Merton's Values (NJ7)


I have been thinking about Thomas Merton’s passage “Rain and the Rhinoceros.”  While I do not feel as if I am an outsider in the city as he does, I think he reflects on some important concepts that evade most people. His initial quip about the rain becoming sold as a commodity one day started his argument that some believe that “what has no price has no value.”  I have always been fascinated by the relationship between price and value when considering products or services.  Often, people are terrible at determining the value of something without considering its price. We have been taught to understand that “you get with you pay for” so an expensive item must be more valuable than its cheaper counterpart. With that said, how do we determine the value of the land without a price tag? Is it even fair to put a monetary value on something that existed far before us?

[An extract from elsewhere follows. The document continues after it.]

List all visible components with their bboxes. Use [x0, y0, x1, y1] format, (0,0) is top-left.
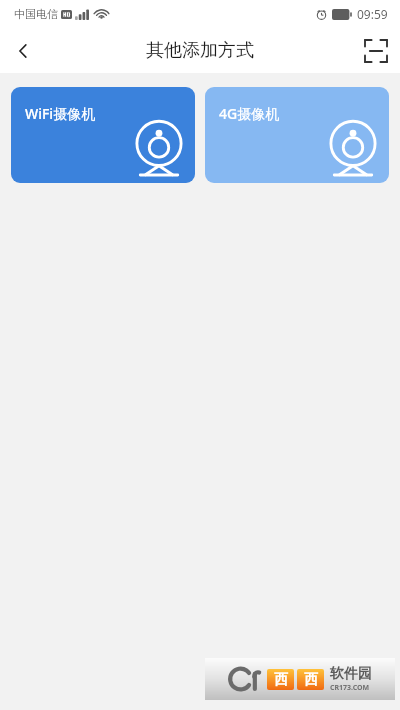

I was thinking about these questions when Michelle was talking on Wednesday about how Fort Worth bought the land from ranchers. I wonder how they decided on a price and if that price reflect the land’s value.  Honestly, I had no idea the Fort Worth Nature Reserve would look anything like what we saw. If I had not known any better, I would have predicted we were hours outside the nearest city.  From the service center to our service destination, the road transformed into a tunnel created by the overhanging trees that lead into a world with less distractions and less manmade noise.  Deer, alligators, fish, and birds all curiously peered at us from their homes while I peered back and wondering why I never knew this place existed.